Voilà qui devrait réjouir Donald Trump : Greta Thunberg vient d'être élue "personnalité de l'année" par le prestigieux magazine Time. En résulte une magnifique Une, où l'activiste de 16 ans semble contempler un avenir fait d'espoirs et de convictions. A ses pieds, des vagues, similaires aux remous qu'elle provoque à la moindre déclaration. Un joli symbole.
Fidèle à elle-même, la militante suédoise a commenté cette couverture sur les réseaux sociaux en mettant l'accent sur la ferveur de toutes celles et ceux qui se battent pour la protection de la planète. Une jeunesse engagée qui défrise les réacs à grands coups de "OK boomer".
Oui, cette Une du Time est déjà culte, mais elle masque une réalité qui fait vite déchanter. Car l'adolescente n'est pas seulement la plus jeune personne immortalisée par le magazine. Il s'agit également - et seulement ! - de la cinquième fois que la revue consacre une femme en "personnalité de l'année". Tout juste cinq fois en 90 ans, avouez que ça fait mal.
Il n'a pas fallu attendre longtemps pour que le Washington Post épingle cette représentation inégalitaire. En près d'un siècle de publications, les hommes ont été couronnés "personnalités de l'année" pas moins de 66 fois. Plus drôle encore, 21 "personnes de l'année" ne sont autres... que des entités non-humaines ou non-individuelles. Comme "l'ordinateur" en 1982 par exemple. Et de multiples groupes, mis en avant sans mention de genre, tels "les combattants de la liberté hongrois" (en 1956), les "scientifiques américains" (1960), les "lanceurs d'alerte" (en 2002)... Des collectifs qui squattent quatre fois plus l'affiche que la gent féminine.

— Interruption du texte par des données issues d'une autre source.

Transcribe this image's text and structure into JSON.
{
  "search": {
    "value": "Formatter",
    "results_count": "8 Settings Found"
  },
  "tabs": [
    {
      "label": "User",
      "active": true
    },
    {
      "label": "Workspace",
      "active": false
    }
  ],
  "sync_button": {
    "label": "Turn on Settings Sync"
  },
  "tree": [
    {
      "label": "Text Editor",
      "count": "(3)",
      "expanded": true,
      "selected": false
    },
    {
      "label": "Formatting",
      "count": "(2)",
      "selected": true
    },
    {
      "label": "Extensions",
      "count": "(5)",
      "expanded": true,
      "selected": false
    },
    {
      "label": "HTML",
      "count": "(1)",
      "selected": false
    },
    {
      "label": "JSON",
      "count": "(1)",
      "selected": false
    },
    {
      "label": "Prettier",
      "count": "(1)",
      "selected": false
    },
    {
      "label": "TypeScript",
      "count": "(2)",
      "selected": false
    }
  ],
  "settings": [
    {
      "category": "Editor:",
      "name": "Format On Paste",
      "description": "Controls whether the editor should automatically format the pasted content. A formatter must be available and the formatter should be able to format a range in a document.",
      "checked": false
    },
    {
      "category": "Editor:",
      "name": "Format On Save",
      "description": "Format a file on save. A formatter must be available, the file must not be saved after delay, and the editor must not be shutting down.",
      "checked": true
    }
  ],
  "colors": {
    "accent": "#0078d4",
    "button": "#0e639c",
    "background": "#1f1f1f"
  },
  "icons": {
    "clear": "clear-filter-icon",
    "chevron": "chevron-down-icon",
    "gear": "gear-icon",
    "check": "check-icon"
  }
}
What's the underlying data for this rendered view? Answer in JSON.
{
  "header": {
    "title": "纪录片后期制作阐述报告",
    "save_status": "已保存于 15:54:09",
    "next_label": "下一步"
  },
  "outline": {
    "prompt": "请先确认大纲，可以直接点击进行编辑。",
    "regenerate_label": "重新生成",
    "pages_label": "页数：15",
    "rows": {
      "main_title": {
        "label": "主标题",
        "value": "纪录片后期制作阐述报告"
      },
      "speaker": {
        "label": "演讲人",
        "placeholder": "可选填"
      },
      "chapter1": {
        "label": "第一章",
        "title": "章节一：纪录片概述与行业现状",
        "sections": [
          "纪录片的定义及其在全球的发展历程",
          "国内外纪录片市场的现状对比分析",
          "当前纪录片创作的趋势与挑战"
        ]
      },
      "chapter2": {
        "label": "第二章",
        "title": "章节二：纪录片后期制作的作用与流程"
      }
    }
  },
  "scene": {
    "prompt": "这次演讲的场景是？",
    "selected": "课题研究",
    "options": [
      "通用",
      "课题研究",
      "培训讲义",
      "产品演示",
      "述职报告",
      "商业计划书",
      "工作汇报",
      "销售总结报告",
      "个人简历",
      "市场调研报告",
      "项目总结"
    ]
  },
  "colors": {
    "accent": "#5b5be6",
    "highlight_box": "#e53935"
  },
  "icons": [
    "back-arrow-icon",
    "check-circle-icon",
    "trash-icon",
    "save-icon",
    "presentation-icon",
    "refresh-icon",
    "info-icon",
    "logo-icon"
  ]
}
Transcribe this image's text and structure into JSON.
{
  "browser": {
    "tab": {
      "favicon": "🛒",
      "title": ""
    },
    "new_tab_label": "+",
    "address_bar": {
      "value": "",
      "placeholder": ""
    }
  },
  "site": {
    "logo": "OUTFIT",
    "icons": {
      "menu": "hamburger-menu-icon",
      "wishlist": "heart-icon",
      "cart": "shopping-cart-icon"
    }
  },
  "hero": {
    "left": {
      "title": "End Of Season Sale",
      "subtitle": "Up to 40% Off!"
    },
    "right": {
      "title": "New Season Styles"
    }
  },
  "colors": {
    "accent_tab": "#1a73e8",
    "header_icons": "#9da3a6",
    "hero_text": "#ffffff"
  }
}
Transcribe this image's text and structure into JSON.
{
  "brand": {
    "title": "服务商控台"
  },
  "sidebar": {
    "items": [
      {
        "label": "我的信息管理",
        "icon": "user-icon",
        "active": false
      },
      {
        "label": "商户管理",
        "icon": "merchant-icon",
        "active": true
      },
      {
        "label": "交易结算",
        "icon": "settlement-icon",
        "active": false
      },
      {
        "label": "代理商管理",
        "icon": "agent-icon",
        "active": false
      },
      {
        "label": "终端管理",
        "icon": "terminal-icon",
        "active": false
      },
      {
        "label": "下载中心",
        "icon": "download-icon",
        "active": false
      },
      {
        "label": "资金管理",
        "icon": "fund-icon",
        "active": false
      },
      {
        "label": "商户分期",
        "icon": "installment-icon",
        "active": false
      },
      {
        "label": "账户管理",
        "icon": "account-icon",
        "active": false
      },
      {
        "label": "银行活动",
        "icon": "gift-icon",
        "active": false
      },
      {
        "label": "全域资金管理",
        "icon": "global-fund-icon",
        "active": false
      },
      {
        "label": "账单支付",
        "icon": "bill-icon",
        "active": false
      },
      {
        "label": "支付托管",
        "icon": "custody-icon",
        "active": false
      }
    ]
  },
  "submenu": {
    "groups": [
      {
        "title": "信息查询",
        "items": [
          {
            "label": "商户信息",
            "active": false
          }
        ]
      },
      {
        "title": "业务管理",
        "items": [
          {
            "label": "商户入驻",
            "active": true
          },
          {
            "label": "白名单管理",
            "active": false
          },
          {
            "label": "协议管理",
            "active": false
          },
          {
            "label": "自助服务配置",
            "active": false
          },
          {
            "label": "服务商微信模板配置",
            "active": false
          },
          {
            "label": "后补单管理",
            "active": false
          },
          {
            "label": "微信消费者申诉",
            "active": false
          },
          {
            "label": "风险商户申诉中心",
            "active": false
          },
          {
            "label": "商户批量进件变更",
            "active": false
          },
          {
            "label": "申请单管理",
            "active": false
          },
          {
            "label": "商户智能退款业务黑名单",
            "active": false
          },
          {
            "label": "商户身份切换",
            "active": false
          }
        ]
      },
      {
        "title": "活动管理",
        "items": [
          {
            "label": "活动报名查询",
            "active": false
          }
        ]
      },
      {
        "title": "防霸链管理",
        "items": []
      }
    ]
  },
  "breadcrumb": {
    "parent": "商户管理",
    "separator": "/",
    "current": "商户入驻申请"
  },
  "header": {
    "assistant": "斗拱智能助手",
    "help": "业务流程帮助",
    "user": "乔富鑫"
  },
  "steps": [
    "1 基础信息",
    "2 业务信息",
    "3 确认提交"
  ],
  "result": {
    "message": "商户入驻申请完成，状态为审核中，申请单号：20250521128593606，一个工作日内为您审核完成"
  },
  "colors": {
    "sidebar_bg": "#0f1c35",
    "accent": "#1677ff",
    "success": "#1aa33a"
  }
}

Qui sont donc les quatre autres femmes en question ? La duchesse de Windsor Wallis Simpson en 1936. La reine Elizabeth II en 1952. Corazon Aquino, première femme à être devenue présidente des Philippines, en 1986. Et enfin, la chancelière allemande Angela Merkel en 2015. On peut bien sûr évoquer la première dame de la République de Chine Soong Mei-ling, nominée en 1937. Mais force est de constater que celle-ci a été élue "personnalité de l'année" en compagnie de son époux, Tchang Kaï-chek, le président de la République de Chine. Ce qui trouble un brin les données : Soong Mei-ling n'est pas LA personnalité de l'année, elle est avant tout "Madame"...
Tel que le rappelle encore le Washington Post, certaines personnalités féminines figuraient sur la liste des "gagnantes potentielles" de la personnalité de 2019, comme la star du football américain Megan Rapinoe, récemment sacrée Ballon d'Or et particulièrement remarquée cette année pour ses compétences sportives et son engagement politique salvateur. Or, si l'attaquante avait "remporté" cette Une, elle aurait été la première femme américaine élue "Person of the Year" en plus de 80 ans.
Mais le plus amusant reste certainement cette couverture de 1975, célébrant une personnalité pour le moins abstraite : "les femmes américaines". Si le magazine évoque alors (pêle-mêle) des figures historiques comme l'autrice Jill Conway, la Première dame des Etats-Unis Betty Ford ou encore la grande militante afro-américaine des droits civiques Barbara Jordan, avouez que l'on imagine mal un titre comme "les hommes américains".
Autant dire que ce palmarès ne brille pas par son potentiel féministe. Cependant, l'avancée est tout de même notable : à l'origine, le magazine Time ne couronnait pas "la personnalité de l'année" mais... "l'homme de l'année" (Man of the Year). C'est dire si l'on revient de loin. Raison de plus pour applaudir Greta Thunberg et s'amuser des réactions de ceux qui finiront, à n'en pas douter, Macho de l'année. Suivez mon regard.